[Stoves] SPAM: Re: [biochar] Interesting video

Erin Rasmussen erin at trmiles.com
Mon Jul 20 15:49:50 CDT 2015

Hi Richard,

Ramial wood chips are great for soils and promoting fungi.  While it is possible for wood, and wood chips to persist for soil for long periods, biochars are more resistant to breaking down in the soil.  The short version is that the thermal conversion process (pyrolysis or gasification) that transforms the wood into biochars leaves mostly recalcitrant material that resists break down in the soil.  

There has been some good science that looks at the stability of carbon in biochars

International Biochar Initiative: 

Biochar Carbon Stability Test Method: An assessment of methods to determine biochar carbon stability



I like this paper - it's well written and has clear diagrams that help explain the difference in stability between different black carbon materials.

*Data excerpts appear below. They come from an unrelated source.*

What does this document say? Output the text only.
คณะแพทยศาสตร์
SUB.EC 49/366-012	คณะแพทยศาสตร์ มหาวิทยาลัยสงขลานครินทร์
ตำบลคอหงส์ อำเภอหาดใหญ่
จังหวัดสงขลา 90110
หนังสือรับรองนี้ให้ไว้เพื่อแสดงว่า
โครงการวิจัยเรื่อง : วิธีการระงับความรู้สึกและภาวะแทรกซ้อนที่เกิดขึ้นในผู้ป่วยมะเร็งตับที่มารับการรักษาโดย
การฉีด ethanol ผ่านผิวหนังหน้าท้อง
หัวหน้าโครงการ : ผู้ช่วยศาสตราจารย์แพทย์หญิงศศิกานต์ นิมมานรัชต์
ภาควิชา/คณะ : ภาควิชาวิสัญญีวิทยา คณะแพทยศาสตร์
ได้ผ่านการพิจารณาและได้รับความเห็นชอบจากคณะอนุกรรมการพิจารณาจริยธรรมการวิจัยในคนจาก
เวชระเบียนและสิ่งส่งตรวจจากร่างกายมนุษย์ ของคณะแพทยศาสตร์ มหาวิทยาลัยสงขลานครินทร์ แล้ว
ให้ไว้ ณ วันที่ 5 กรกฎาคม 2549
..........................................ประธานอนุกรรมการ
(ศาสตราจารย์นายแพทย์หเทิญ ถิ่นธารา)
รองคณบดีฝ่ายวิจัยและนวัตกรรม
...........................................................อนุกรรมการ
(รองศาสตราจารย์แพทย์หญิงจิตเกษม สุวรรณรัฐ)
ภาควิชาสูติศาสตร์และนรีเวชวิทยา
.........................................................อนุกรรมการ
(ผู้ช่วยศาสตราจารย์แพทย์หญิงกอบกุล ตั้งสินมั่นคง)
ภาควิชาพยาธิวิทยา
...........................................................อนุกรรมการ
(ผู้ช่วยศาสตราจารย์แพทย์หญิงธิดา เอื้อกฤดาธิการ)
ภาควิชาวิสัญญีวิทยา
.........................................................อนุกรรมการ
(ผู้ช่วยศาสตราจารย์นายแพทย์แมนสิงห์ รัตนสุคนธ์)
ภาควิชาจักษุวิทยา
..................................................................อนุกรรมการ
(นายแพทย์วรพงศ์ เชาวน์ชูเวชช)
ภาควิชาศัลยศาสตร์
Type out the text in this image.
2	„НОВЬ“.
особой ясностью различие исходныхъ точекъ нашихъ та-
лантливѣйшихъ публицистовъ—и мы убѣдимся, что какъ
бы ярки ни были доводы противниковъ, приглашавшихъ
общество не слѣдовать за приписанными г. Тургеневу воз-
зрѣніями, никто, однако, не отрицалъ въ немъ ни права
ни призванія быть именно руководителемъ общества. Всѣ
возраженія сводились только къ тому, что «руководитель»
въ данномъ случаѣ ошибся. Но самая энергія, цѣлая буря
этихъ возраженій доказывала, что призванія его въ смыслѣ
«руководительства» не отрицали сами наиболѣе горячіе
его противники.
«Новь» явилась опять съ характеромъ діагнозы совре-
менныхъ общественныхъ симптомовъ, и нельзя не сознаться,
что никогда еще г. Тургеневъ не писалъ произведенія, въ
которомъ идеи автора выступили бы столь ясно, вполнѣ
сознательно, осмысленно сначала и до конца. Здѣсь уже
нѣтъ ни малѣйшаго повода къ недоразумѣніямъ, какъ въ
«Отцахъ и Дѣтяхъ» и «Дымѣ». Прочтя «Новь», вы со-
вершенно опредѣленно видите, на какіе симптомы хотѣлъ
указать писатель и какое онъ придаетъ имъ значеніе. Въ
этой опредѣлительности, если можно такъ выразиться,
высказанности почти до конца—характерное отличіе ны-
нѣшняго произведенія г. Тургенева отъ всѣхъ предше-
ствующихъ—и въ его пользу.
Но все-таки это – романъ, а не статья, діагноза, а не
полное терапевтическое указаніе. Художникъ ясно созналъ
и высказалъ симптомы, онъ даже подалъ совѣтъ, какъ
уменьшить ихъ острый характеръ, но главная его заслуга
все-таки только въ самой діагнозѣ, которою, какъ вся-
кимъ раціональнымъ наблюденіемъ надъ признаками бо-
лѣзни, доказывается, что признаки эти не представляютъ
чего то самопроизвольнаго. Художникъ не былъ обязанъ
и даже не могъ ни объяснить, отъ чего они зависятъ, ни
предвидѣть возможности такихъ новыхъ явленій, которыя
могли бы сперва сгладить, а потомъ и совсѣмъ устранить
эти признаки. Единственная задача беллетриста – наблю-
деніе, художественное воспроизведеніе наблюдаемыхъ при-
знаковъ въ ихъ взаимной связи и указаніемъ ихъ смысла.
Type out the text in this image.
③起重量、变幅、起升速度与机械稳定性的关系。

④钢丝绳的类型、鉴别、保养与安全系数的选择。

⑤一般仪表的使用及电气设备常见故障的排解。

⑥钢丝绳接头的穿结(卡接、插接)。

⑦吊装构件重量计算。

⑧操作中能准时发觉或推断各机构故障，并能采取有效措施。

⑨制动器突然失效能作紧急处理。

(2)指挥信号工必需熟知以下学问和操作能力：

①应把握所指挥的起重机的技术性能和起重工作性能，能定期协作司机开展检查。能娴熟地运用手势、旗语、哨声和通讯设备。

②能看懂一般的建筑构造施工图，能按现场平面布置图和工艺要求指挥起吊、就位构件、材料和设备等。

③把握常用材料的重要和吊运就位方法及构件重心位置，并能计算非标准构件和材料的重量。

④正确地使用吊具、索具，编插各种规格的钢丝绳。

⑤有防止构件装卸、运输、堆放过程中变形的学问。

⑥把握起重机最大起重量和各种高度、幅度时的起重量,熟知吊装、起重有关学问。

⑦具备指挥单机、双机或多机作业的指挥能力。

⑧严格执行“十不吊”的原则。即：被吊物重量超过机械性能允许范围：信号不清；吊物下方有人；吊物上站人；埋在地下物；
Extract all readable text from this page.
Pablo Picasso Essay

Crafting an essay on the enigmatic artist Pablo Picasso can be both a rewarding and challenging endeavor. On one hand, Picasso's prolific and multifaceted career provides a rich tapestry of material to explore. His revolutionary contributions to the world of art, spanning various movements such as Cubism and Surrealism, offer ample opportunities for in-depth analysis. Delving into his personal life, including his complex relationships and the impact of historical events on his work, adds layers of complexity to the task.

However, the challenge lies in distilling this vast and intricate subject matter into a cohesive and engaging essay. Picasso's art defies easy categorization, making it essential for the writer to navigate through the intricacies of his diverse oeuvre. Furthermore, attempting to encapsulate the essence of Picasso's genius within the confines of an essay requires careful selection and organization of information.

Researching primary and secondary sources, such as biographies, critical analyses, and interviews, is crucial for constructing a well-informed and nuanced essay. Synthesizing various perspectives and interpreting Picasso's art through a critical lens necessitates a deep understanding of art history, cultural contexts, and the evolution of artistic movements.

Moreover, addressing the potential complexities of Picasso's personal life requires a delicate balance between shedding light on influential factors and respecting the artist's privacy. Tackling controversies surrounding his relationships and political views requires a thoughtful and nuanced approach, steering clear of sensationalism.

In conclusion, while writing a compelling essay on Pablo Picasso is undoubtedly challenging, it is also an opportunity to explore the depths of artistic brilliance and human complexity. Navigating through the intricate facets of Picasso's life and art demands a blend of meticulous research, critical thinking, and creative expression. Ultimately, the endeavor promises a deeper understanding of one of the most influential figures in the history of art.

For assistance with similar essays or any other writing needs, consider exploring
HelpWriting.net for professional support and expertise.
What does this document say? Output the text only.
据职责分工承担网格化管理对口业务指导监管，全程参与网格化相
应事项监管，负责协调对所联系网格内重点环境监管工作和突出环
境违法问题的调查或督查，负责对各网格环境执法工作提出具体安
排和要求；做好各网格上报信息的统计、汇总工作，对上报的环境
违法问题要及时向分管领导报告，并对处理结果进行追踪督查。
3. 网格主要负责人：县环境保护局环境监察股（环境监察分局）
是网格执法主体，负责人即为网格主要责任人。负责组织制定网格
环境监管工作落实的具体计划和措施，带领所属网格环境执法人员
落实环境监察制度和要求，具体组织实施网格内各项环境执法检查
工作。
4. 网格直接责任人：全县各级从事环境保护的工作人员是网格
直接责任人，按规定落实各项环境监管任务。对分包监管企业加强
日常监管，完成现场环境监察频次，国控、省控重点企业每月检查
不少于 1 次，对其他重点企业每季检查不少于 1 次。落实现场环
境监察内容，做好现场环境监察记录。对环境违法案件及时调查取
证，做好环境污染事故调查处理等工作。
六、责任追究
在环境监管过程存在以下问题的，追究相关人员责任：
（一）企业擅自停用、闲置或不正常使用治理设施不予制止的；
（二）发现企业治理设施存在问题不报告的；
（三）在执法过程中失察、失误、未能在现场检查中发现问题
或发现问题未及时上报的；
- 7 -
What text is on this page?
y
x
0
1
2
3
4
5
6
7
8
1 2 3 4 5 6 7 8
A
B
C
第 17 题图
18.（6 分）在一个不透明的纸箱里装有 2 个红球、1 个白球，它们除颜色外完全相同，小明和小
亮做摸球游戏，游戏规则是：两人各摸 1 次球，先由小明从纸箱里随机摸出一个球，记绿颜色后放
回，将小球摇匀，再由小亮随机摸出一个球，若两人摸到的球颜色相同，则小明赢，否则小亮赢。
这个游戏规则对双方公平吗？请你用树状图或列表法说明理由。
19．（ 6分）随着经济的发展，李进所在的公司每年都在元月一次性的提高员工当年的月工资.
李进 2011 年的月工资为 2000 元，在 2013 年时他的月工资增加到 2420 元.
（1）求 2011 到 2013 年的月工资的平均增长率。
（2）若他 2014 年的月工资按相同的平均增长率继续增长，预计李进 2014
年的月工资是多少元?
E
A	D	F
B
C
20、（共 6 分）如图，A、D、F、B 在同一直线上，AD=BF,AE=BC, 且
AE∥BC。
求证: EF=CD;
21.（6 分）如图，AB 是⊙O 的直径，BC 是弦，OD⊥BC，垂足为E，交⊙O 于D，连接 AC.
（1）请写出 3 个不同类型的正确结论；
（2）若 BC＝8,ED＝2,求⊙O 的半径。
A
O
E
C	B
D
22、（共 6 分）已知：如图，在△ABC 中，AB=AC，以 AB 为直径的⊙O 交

Spokas, Kurt A. "Review of the stability of biochar in soils: predictability of O: C molar ratios." Carbon Management 1.2 (2010): 289-303.


Erin Rasmussen


TR Miles Technical Consultants Inc.    <http://www.trmiles.com/> http://www.trmiles.com/

and BioEnergy Discussion Lists    <http://www.bioenergylists.org/> http://www.bioenergylists.org/

erin at trmiles.com





From: Stoves [mailto:stoves-bounces at lists.bioenergylists.org] On Behalf Of Dick Gallien
Sent: Sunday, July 19, 2015 8:41 PM
To: biochar at yahoogroups.com
Cc: Discussion of biomass
Subject: SPAM: Re: [Stoves] [biochar] Interesting video


Hi Jock---enjoyed the video and have always been sentimental about Vt..  On charring materials, I always look at grass as one bite away from becoming meat and manure.  USDA, a product of Ag U's that preach chemical farming, speak of "ag waste", as the % of organic matter in farm fields declines; however, wood chips, especially from limbs over 4", which are dumped in ditches near here, would probably best be charred. 


I always think of biochar as an inert carbon that provides condos for micro organisms.  So how would you respond to the following question that is probably so elementary that I received no response from the biochar list?

Last Fall, after spreading biochar,  I submitted a photo of spreading 4+" of compost followed by 4" of ramial wood chips on a new garden area that was hay field, with a 425 bu. manure spreader.  It almost totally eliminated weeds this Spring and is alive with fungi on top of the chips and earth worms below.  Somewhere in Giles Lemieau Laval Universite ramial wood chips, someone mentioned that the positives of ramial chips can last for 1000 years.  Does the small fraction of carbon in the chips last as long in the soil and have the same physical characteristics as carbon in biochar, or is pyrolysis essential to give the carbon the longevity and absorbent physical characteristics?  Thanks       

stoves and Biochar Lists (with apologies for cross posting)


For those on these two lists interested in education,  I recommend this 28 minute video (can skip the first minute) with Jock Gill found at:



Jock - thanks for doing so much better than most of us on public education related to stoves and biochar (on pyrolysis here).